Özellikle Ziya Gökalp'in çocuklar için sade bir dille yazdığı “Kızıl Elma” “Yeni Hayat”, “Altın Işık” adlı şiirlerinde, çocuklara milli ve manevi değerlerimizi benimsetmeyi amaçlamıştır. Yine aynı dönemin sanatçılarından M. E. Yurdakul'un şiirleri de didaktik özellik taşıdığı görülür.

Fuat Köprülü, çocuklara yönelik yazmış olduğu şiirlerini “Mektep Şiirleri” adlı bir kitabında bir araya getirmiştir. Bunların dışında, dönemin birçok şairi çocuklara yönelik şiirler yazdıkları, bu şiirlerde daha çok öğretici öğeleri ön plana çıkardıklarını görmekteyiz.

Cumhuriyet’in ilk yıllarında, çocuk şiirleri alanına eğilen sanatçılarımızdan Orhan Seyfi Orhon, Yusuf Ziya Ortaç, Halit Fahri Ozansoy, Ruşen Eşref Ünaydın, Enis Behiç Koryürek, Samih Rıfatı ve Faruk Nafiz Çamlıbel’in adlarını saymak mümkündür.

Harf İnkılabı ile birlikte birçok şairimiz, değişik konularda ve seviyelerde çocuklara yönelik şiirler kaleme almışlardır. Bu şairlerimiz arasında Hasan Âli Yücel, Vasfi Mahir Kocatürk, Necmettin Halil Onan, Orhan Şaik Gökyay, Necmettin Halil Onan, Ömer Bedrettin Uşaklı, Kemâlettin Kamu, Halide Nusret Zorlutuna, Behçet Kemal Çağlar, Emin Recep Gürel, Faruk Gürtunca, İlhami Bekir Tez ve Galip Naşit Arı’yı sayabiliriz. Bu şairlerimizin dışında, Ceyhun Atuf Kansu, İbrahim Zeki Burdurlu, Halim Yağcıoğlu, Hasan Şimşek gibi şairlerimiz de, çocuk şiirine eğilen şairlerimizden olmuşlardır.

Bu noktada şiirin çocuk için ne ifade ettiği üzerinde durmanın gereğine inanıyoruz.
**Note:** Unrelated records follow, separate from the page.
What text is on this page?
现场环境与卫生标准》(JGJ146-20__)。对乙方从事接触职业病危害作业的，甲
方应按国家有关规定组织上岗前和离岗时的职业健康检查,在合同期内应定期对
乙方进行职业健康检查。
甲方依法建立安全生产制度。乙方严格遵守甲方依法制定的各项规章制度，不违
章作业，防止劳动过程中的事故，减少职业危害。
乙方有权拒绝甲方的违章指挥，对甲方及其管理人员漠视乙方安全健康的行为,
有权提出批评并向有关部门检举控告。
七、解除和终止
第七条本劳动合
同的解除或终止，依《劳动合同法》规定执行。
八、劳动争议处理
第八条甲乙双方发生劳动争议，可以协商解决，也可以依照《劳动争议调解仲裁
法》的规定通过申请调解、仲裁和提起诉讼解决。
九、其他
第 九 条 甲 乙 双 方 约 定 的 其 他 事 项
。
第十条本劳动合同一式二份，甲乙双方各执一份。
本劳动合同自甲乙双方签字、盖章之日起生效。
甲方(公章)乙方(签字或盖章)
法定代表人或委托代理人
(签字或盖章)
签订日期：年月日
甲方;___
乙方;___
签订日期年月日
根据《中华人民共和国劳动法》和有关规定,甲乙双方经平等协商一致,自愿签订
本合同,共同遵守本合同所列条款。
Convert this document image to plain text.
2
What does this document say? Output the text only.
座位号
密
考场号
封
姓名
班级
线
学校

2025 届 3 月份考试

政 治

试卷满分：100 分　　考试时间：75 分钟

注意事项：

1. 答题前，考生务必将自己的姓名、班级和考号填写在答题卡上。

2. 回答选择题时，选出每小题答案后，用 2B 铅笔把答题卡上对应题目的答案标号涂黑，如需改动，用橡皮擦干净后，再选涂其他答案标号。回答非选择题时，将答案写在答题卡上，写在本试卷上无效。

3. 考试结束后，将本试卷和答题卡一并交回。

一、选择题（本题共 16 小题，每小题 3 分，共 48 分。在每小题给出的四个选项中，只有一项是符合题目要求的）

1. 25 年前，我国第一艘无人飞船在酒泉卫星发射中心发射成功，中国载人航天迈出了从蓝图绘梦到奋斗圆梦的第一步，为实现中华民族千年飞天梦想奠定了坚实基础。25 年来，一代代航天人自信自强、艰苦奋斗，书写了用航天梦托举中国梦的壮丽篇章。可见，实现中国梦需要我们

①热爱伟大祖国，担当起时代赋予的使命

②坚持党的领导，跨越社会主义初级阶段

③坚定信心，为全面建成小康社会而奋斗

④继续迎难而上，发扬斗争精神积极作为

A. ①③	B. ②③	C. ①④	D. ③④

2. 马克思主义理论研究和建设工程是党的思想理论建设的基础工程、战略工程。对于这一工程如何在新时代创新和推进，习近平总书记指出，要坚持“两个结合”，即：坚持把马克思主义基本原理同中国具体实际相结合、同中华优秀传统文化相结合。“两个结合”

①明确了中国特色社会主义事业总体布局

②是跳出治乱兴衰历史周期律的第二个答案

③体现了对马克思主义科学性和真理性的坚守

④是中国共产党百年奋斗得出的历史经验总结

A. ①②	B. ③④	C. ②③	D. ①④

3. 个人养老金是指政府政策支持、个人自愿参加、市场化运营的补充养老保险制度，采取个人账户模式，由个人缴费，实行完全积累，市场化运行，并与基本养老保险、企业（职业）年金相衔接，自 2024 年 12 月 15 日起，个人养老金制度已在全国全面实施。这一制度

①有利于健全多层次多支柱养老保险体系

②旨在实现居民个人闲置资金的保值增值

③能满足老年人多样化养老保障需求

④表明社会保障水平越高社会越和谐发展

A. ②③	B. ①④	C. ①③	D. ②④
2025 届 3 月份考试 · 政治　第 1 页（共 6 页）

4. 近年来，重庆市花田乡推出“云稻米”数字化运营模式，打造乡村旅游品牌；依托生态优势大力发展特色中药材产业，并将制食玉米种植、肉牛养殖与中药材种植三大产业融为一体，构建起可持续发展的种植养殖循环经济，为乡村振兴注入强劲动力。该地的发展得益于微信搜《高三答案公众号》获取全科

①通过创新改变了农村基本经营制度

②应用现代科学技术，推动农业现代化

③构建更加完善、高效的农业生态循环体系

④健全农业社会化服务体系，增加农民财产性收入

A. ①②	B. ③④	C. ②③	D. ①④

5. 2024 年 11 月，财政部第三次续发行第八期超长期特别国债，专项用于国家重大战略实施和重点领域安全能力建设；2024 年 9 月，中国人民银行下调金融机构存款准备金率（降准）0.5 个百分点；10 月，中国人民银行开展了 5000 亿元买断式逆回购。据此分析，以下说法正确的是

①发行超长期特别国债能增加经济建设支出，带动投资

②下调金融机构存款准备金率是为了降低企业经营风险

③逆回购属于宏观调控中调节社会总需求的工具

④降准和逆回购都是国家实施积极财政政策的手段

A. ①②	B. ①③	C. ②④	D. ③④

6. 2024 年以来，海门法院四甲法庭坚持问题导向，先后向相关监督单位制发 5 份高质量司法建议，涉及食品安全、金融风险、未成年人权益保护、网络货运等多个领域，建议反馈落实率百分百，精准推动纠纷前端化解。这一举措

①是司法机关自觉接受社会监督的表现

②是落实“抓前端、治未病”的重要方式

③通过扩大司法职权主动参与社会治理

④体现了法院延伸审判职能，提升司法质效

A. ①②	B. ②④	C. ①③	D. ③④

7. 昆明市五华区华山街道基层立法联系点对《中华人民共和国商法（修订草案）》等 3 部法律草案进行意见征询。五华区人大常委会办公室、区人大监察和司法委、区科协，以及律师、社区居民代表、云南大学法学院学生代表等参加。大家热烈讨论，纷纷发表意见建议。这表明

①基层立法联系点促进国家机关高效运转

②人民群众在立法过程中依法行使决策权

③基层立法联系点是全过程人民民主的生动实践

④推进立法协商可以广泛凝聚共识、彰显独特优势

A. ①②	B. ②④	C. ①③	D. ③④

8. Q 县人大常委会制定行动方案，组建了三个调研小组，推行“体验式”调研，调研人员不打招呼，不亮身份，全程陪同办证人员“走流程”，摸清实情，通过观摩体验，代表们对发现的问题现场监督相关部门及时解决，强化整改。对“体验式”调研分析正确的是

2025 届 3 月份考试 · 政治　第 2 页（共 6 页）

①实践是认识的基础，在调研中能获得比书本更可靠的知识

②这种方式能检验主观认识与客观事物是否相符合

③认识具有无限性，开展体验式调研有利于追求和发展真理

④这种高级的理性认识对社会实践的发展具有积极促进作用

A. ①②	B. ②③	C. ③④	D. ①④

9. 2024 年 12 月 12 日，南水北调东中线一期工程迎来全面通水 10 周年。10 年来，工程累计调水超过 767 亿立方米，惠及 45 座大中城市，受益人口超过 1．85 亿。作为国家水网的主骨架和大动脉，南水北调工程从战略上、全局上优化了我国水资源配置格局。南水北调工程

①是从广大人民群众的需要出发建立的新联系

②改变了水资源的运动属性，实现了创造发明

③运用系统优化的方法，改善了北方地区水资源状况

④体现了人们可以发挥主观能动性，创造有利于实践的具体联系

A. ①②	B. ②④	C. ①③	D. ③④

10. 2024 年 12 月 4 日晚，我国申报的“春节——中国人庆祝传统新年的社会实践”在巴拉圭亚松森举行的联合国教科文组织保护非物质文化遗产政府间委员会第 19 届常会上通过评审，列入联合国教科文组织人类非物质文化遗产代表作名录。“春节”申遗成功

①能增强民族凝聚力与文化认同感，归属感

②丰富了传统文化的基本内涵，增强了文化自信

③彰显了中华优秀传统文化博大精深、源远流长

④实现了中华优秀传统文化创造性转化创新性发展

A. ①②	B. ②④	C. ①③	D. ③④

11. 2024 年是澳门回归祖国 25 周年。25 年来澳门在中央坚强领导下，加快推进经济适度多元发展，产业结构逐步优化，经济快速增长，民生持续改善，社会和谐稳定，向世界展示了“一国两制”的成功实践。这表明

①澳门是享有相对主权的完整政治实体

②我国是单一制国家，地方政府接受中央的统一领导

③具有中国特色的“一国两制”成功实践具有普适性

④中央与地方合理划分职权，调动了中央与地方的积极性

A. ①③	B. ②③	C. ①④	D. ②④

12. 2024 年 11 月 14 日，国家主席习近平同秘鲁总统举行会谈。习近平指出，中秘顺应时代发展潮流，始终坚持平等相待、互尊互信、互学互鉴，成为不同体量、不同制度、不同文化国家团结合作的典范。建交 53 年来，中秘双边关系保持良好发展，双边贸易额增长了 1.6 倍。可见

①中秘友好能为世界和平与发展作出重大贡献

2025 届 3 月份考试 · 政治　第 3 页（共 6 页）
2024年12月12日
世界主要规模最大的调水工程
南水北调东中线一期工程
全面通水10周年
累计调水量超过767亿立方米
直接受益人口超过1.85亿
Kimi araştırmacılar, şiirin çocuk için olanı, büyük için olanı diye bir ayrıma karşı çıkmakla birlikte, çocuk kavramının niteliği bizi böyle bir ayrıma itmektedir. Eğer bir çocuk şiirinden söz etmek mecburiyetinde isek, bu şiirin niteliklerini de belirlememiz gerekmektedir.